R’ Munk quoted R’ Moshe Chaim Luzatto who stressed the importance of sociability in the living of a holy life. He wrote that the ultimate holiness for man consists of living in a state of communion with G-d to such a point that whatever the person is doing, he never separates or removes himself from     G-d. R’ Munk wrote that G-d’s holiness is a guarantee of  man’s potential for holiness. It is obviously of a lower order, so when “kadosh” is written to refer to man it is written without the “vav” but when it is written to refer to G-d, it is written with the “vav”.


R’ Yehuda HaLevi wrote that the adjective “holy” applied to G-d indicates that He is so sublime, that no quality of His creatures can apply to Him. It is only in the figurative sense. Rambam explained that G-d can be described only in terms of what He is not, since G-d is immaterial, in His essence, transcending the dimensions of time and space, even celestial space. R’ Munk explained that this is the sense of the threefold holiness “kadosh,kadosh,kadosh” , “holy, holy, holy”, attributed to the prophet Isaiah, and mentioned in our daily prayer service. In contrast, the holiness of human beings is only relative, but it can be described in the positive sense as the imitation of G-d through His thirteen principles of love, and which would be the outcome of keeping all the positive and negative commands in the Torah.
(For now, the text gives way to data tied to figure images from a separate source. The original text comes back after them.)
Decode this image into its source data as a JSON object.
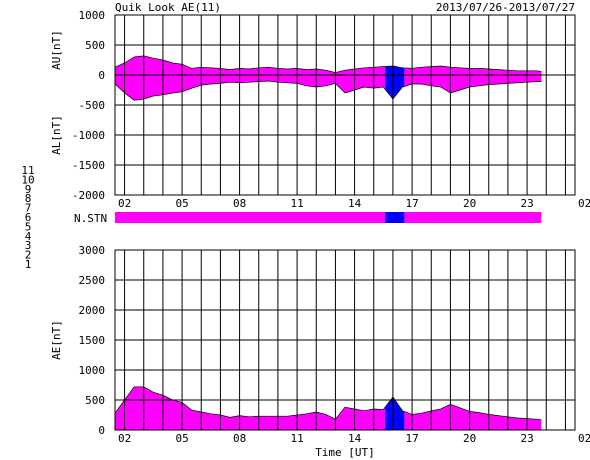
{
  "header": {
    "title": "Quik Look AE(11)",
    "date_range": "2013/07/26-2013/07/27"
  },
  "x_axis": {
    "xlabel": "Time [UT]",
    "tick_labels": [
      "02",
      "05",
      "08",
      "11",
      "14",
      "17",
      "20",
      "23",
      "02"
    ]
  },
  "legend": {
    "items": [
      {
        "label": "11",
        "color": "#00e5e5"
      },
      {
        "label": "10",
        "color": "#ff00ff"
      },
      {
        "label": "9",
        "color": "#0000cc"
      },
      {
        "label": "8",
        "color": "#d8d800"
      },
      {
        "label": "7",
        "color": "#8fd88f"
      },
      {
        "label": "6",
        "color": "#e00000"
      },
      {
        "label": "5",
        "color": "#c8c8c8"
      },
      {
        "label": "4",
        "color": "#9a9a9a"
      },
      {
        "label": "3",
        "color": "#00a0a0"
      },
      {
        "label": "2",
        "color": "#c000c0"
      },
      {
        "label": "1",
        "color": "#0000aa"
      }
    ]
  },
  "station_bar_label": "N.STN",
  "chart_data": [
    {
      "type": "area",
      "panel": "AU/AL",
      "ylabel_upper": "AU[nT]",
      "ylabel_lower": "AL[nT]",
      "ylim": [
        -2000,
        1000
      ],
      "yticks": [
        -2000,
        -1500,
        -1000,
        -500,
        0,
        500,
        1000
      ],
      "xlim_hours": [
        1.5,
        25.5
      ],
      "grid": true,
      "fill_color": "#ff00ff",
      "alt_fill_color": "#0000ff",
      "alt_interval_hours": [
        15.6,
        16.6
      ],
      "time_hours": [
        1.5,
        2.0,
        2.5,
        3.0,
        3.5,
        4.0,
        4.5,
        5.0,
        5.5,
        6.0,
        6.5,
        7.0,
        7.5,
        8.0,
        8.5,
        9.0,
        9.5,
        10.0,
        10.5,
        11.0,
        11.5,
        12.0,
        12.5,
        13.0,
        13.5,
        14.0,
        14.5,
        15.0,
        15.5,
        16.0,
        16.5,
        17.0,
        17.5,
        18.0,
        18.5,
        19.0,
        19.5,
        20.0,
        20.5,
        21.0,
        21.5,
        22.0,
        22.5,
        23.0,
        23.5,
        23.75
      ],
      "au": [
        130,
        200,
        300,
        320,
        280,
        250,
        200,
        180,
        110,
        130,
        120,
        110,
        90,
        110,
        100,
        120,
        130,
        110,
        100,
        110,
        90,
        100,
        80,
        40,
        80,
        100,
        120,
        130,
        140,
        150,
        120,
        110,
        130,
        140,
        150,
        130,
        120,
        110,
        110,
        100,
        90,
        80,
        70,
        70,
        70,
        60
      ],
      "al": [
        -150,
        -300,
        -420,
        -400,
        -350,
        -330,
        -300,
        -280,
        -220,
        -170,
        -150,
        -140,
        -120,
        -130,
        -120,
        -110,
        -100,
        -120,
        -130,
        -140,
        -180,
        -200,
        -180,
        -140,
        -300,
        -250,
        -200,
        -220,
        -200,
        -400,
        -200,
        -150,
        -150,
        -180,
        -200,
        -300,
        -250,
        -200,
        -180,
        -160,
        -150,
        -140,
        -130,
        -120,
        -110,
        -110
      ]
    },
    {
      "type": "area",
      "panel": "AE",
      "ylabel": "AE[nT]",
      "ylim": [
        0,
        3000
      ],
      "yticks": [
        0,
        500,
        1000,
        1500,
        2000,
        2500,
        3000
      ],
      "xlim_hours": [
        1.5,
        25.5
      ],
      "grid": true,
      "fill_color": "#ff00ff",
      "alt_fill_color": "#0000ff",
      "alt_interval_hours": [
        15.6,
        16.6
      ],
      "time_hours": [
        1.5,
        2.0,
        2.5,
        3.0,
        3.5,
        4.0,
        4.5,
        5.0,
        5.5,
        6.0,
        6.5,
        7.0,
        7.5,
        8.0,
        8.5,
        9.0,
        9.5,
        10.0,
        10.5,
        11.0,
        11.5,
        12.0,
        12.5,
        13.0,
        13.5,
        14.0,
        14.5,
        15.0,
        15.5,
        16.0,
        16.5,
        17.0,
        17.5,
        18.0,
        18.5,
        19.0,
        19.5,
        20.0,
        20.5,
        21.0,
        21.5,
        22.0,
        22.5,
        23.0,
        23.5,
        23.75
      ],
      "ae": [
        280,
        500,
        720,
        720,
        630,
        580,
        500,
        460,
        330,
        300,
        270,
        250,
        210,
        240,
        220,
        230,
        230,
        230,
        230,
        250,
        270,
        300,
        260,
        180,
        380,
        350,
        320,
        350,
        340,
        550,
        320,
        260,
        280,
        320,
        350,
        430,
        370,
        310,
        290,
        260,
        240,
        220,
        200,
        190,
        180,
        170
      ]
    },
    {
      "type": "bar",
      "panel": "N.STN",
      "fill_color": "#ff00ff",
      "alt_fill_color": "#0000ff",
      "alt_interval_hours": [
        15.6,
        16.6
      ],
      "end_hours": 23.75
    }
  ]
}
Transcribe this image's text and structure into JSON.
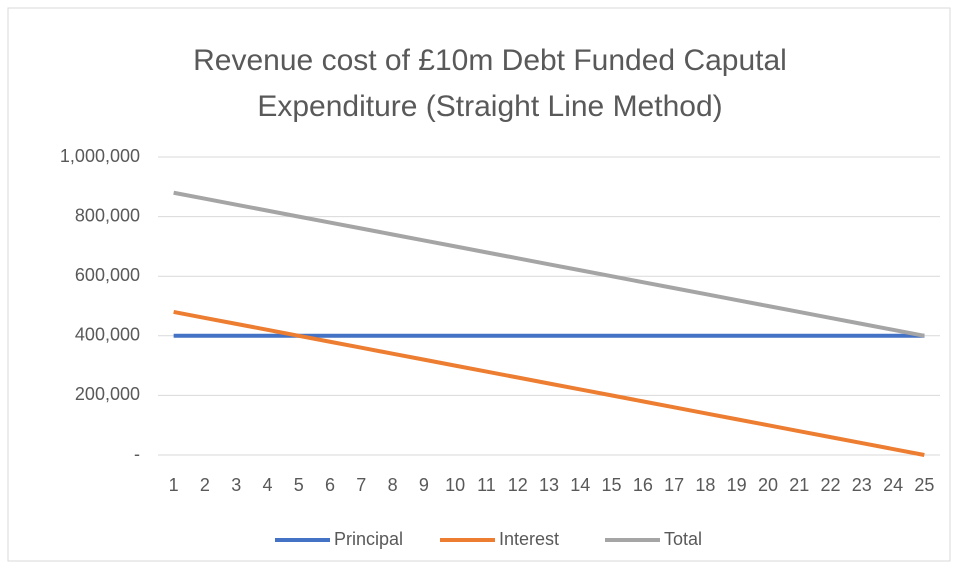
{
  "chart_data": {
    "type": "line",
    "title": "Revenue cost of £10m Debt Funded Caputal Expenditure (Straight Line Method)",
    "categories": [
      "1",
      "2",
      "3",
      "4",
      "5",
      "6",
      "7",
      "8",
      "9",
      "10",
      "11",
      "12",
      "13",
      "14",
      "15",
      "16",
      "17",
      "18",
      "19",
      "20",
      "21",
      "22",
      "23",
      "24",
      "25"
    ],
    "series": [
      {
        "name": "Principal",
        "color": "#4472c4",
        "values": [
          400000,
          400000,
          400000,
          400000,
          400000,
          400000,
          400000,
          400000,
          400000,
          400000,
          400000,
          400000,
          400000,
          400000,
          400000,
          400000,
          400000,
          400000,
          400000,
          400000,
          400000,
          400000,
          400000,
          400000,
          400000
        ]
      },
      {
        "name": "Interest",
        "color": "#ed7d31",
        "values": [
          480000,
          460000,
          440000,
          420000,
          400000,
          380000,
          360000,
          340000,
          320000,
          300000,
          280000,
          260000,
          240000,
          220000,
          200000,
          180000,
          160000,
          140000,
          120000,
          100000,
          80000,
          60000,
          40000,
          20000,
          0
        ]
      },
      {
        "name": "Total",
        "color": "#a5a5a5",
        "values": [
          880000,
          860000,
          840000,
          820000,
          800000,
          780000,
          760000,
          740000,
          720000,
          700000,
          680000,
          660000,
          640000,
          620000,
          600000,
          580000,
          560000,
          540000,
          520000,
          500000,
          480000,
          460000,
          440000,
          420000,
          400000
        ]
      }
    ],
    "ylim": [
      0,
      1000000
    ],
    "yticks": [
      {
        "value": 0,
        "label": "-"
      },
      {
        "value": 200000,
        "label": "200,000"
      },
      {
        "value": 400000,
        "label": "400,000"
      },
      {
        "value": 600000,
        "label": "600,000"
      },
      {
        "value": 800000,
        "label": "800,000"
      },
      {
        "value": 1000000,
        "label": "1,000,000"
      }
    ],
    "grid": true,
    "legend": "bottom"
  }
}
R’ SR Hirsch taught that respect for parents and observance of Shabbat are two critical factors in training a person for a life of holiness. The connection included the concept that despite honouring your parents, if they tell you to not observe the Shabbat, don’t listen to them. Both you and your parents are equally obliged to “Obey Me”. R’ Munk highlighted the connection in the command to it’s Divine origin, and pointed out that the injunction ending with “I am the Lord your G-d” occurred three times in a row, (and occurs many times throughout the parasha, to emphasise that thee laws are not man-made, but are divine and immutable) . He quoted from the Rebbe of Sadigur who taught that G-d was linking Himself to three categories of Jews, the righteous who live only for the ideal of holiness, the average Jews who observe out of respect for their parents, and even those who are merely content not to worship idols.


Even “love your fellow as yourself” has the connection “I am your G-d”. The detailed laws continue to the end of the parasha, one of the last sentences being  “You shall be holy for Me, for I your G-d am holy, and I have separated you from the peoples to be Mine”. R Luzatto saw in this that the laws of holiness would serve as a barrier, keeping the Jewish people separate from the other nations.  R’ Munk wrote that the lesson from this is that “your separation from them should be in honour of My Name”. One should separate from sin and accept subservience to the kingdom of Heaven.